Let $\mathbf{Mon}$ be the category of monoids.

Let $\left({\N, +}\right)$ denote the monoid of natural numbers as on Natural Numbers under Addition form Commutative Monoid.

Let $\left({\Z, +}\right)$ denote the monoid of integers as on additive group of integers.

Denote with $\iota: \N \to \Z$ the inclusion mapping.

Then $\iota: \N \to \Z$ is an epimorphism in $\mathbf{Mon}$.

## Proof

Let $\left({M, \circ}\right)$ be a monoid with identity $e$.

Let $f, g: \Z \to M$ be monoid homomorphisms such that:

$f \circ \iota = g \circ \iota$

that is, by definition of inclusion, such that:

$\forall n \in \N: f \left({n}\right) = g \left({n}\right)$

Now $\iota$ will be epic if we can show that $f = g$.

The morphism property of $f$ and $g$ yields that, for any $m > 0$:

$f \left({- m}\right) = f \left({-1}\right) \circ \cdots \circ f \left({-1}\right)$
$g \left({- m}\right) = g \left({-1}\right) \circ \cdots \circ g \left({-1}\right)$

with on the right-hand side $m$ copies of $f \left({-1}\right)$ and $g \left({-1}\right)$, respectively.
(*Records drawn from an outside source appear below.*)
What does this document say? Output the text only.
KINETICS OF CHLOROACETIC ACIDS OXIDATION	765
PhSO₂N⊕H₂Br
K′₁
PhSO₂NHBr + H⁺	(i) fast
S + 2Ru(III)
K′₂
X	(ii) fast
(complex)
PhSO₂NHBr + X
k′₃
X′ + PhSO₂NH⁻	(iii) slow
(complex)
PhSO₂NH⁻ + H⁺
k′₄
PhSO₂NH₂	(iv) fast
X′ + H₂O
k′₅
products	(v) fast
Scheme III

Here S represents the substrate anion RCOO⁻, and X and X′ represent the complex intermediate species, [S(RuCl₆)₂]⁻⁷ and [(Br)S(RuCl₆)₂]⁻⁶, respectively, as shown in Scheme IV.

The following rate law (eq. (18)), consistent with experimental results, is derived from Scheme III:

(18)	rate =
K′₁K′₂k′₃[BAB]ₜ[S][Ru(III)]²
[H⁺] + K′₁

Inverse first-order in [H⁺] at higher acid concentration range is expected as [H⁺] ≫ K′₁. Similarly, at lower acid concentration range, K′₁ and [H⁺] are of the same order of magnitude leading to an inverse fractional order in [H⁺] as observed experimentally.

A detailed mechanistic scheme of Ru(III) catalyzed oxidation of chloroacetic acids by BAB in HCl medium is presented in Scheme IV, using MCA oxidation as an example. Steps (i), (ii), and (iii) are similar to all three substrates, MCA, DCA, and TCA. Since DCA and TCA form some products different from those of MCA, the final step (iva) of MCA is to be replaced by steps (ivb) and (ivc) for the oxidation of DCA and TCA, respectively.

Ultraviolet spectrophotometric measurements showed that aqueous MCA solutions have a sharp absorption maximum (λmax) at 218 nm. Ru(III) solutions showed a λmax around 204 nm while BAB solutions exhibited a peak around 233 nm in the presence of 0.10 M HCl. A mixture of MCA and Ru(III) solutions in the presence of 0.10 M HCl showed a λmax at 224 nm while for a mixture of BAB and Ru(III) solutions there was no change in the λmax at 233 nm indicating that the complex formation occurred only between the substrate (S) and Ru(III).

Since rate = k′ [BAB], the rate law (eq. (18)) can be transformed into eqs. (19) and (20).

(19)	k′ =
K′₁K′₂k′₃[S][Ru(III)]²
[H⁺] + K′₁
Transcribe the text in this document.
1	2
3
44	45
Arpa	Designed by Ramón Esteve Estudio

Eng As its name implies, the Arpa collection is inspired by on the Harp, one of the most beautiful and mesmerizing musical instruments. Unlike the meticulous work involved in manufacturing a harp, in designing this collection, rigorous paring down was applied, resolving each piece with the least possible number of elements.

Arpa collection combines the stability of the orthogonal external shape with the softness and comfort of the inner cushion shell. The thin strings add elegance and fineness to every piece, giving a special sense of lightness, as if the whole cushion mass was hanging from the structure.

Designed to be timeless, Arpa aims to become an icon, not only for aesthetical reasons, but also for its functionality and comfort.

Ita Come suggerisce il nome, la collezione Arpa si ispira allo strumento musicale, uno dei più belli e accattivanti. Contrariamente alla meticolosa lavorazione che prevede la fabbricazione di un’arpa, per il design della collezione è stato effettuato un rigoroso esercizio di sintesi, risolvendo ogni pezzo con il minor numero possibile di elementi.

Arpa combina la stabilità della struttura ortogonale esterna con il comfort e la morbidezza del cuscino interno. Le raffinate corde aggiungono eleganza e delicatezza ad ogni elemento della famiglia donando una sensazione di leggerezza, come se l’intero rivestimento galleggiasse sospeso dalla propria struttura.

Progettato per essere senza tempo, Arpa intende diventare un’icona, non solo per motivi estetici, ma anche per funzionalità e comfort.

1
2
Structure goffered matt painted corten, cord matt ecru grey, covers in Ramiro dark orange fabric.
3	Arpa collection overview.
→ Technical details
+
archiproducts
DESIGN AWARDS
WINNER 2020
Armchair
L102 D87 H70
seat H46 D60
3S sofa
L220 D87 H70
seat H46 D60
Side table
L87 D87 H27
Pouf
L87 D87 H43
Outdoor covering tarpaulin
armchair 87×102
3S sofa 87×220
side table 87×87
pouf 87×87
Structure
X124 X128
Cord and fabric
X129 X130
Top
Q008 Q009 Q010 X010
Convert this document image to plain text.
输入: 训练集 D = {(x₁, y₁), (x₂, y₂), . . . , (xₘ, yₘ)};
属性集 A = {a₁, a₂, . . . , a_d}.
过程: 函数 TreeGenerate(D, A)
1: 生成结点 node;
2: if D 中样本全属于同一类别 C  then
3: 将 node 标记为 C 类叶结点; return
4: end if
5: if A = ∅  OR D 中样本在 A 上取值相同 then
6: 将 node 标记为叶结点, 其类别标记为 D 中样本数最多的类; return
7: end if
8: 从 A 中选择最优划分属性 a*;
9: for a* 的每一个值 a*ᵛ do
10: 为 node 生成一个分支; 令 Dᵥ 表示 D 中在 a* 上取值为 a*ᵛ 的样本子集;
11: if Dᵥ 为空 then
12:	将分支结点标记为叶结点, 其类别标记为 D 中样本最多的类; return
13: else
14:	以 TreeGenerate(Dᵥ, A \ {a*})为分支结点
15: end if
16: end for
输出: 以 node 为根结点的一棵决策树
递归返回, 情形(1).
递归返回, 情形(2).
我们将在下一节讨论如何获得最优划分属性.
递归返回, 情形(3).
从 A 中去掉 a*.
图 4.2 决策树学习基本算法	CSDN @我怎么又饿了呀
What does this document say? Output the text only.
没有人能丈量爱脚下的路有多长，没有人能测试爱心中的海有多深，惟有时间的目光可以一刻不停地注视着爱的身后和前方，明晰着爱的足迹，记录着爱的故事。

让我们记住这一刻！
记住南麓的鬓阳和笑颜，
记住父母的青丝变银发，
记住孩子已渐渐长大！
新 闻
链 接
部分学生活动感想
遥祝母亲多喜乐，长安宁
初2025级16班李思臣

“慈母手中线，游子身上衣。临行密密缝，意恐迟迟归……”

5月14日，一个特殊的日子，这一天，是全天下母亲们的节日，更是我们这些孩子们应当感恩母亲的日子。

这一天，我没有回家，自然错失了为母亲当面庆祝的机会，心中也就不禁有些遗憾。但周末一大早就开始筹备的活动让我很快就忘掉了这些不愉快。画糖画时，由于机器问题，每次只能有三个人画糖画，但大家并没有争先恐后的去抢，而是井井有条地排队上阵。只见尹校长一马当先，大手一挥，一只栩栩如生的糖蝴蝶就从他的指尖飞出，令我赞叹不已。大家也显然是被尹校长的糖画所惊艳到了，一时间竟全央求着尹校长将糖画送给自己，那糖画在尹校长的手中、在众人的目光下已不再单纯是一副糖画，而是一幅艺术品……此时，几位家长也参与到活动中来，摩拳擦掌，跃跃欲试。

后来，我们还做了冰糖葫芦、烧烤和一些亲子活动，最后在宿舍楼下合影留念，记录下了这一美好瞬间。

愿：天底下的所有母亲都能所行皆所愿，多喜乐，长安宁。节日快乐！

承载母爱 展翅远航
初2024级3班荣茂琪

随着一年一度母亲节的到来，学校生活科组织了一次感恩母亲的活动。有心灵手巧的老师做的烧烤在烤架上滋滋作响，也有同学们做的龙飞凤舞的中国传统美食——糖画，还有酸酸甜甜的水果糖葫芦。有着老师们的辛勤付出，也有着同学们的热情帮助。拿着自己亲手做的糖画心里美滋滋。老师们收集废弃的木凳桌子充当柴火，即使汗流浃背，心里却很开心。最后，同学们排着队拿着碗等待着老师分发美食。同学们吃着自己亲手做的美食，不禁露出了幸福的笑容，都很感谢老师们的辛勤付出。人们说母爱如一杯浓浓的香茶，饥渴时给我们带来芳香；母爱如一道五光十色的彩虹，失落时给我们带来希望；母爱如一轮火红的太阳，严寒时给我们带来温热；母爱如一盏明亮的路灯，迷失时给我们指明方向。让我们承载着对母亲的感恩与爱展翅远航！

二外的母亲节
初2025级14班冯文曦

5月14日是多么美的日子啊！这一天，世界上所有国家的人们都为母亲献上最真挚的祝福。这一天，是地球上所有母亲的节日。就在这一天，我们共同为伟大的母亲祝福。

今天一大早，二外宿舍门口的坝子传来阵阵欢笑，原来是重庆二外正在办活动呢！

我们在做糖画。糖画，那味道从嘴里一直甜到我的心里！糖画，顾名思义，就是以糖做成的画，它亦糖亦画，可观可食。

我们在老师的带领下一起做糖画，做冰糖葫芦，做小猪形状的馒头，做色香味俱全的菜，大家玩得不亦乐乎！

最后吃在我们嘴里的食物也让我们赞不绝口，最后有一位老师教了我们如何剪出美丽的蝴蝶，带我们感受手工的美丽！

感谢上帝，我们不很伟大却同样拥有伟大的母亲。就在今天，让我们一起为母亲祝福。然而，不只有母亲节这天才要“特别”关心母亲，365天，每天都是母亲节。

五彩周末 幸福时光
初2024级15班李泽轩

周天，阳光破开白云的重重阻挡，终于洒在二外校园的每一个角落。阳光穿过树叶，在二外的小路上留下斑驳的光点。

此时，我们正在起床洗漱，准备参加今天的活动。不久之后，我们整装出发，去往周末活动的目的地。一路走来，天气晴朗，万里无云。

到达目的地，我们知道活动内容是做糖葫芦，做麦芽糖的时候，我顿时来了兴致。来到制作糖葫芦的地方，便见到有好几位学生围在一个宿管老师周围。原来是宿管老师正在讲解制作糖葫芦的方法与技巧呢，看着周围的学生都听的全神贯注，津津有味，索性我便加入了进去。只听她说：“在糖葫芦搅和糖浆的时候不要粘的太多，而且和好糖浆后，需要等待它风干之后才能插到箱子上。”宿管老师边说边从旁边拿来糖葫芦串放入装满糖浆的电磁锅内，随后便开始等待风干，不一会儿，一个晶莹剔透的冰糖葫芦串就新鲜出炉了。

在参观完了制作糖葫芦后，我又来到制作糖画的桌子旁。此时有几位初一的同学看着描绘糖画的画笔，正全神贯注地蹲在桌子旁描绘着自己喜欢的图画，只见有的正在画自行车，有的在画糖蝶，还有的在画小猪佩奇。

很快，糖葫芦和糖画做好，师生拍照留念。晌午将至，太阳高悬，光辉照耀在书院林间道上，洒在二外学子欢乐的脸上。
It thus is necessary and sufficient to show that $f \left({-1}\right) = g \left({-1}\right)$.

To this end, compute:

 $\displaystyle f \left({-1}\right)$ $=$ $\displaystyle f \left({-1}\right) \circ e$ $e$ is an identity $\displaystyle$ $=$ $\displaystyle f \left({-1}\right) \circ g \left({0}\right)$ $g$ is a monoid homomorphism $\displaystyle$ $=$ $\displaystyle f \left({-1}\right) \circ g \left({1 + \left({-1}\right)}\right)$ $\displaystyle$ $=$ $\displaystyle f \left({-1}\right) \circ g \left({1}\right) \circ g \left({-1}\right)$ $g$ is a monoid homomorphism $\displaystyle$ $=$ $\displaystyle f \left({-1}\right) \circ f \left({1}\right) \circ g \left({-1}\right)$ By the assumption on $f$ and $g$ $\displaystyle$ $=$ $\displaystyle f \left({\left({-1}\right) + 1}\right) \circ g \left({-1}\right)$ $f$ is a monoid homomorphism $\displaystyle$ $=$ $\displaystyle f \left({0}\right) \circ g \left({-1}\right)$ $\displaystyle$ $=$ $\displaystyle e \circ g \left({-1}\right)$ $f$ is a monoid homomorphism $\displaystyle$ $=$ $\displaystyle g \left({-1}\right)$ $e$ is an identity

Hence the result.

$\blacksquare$

## Caution

The theorem statement does not assert that $\iota$ is an abstract-algebraic epimorphism.

This is plainly false, as $\iota$ is not a surjection.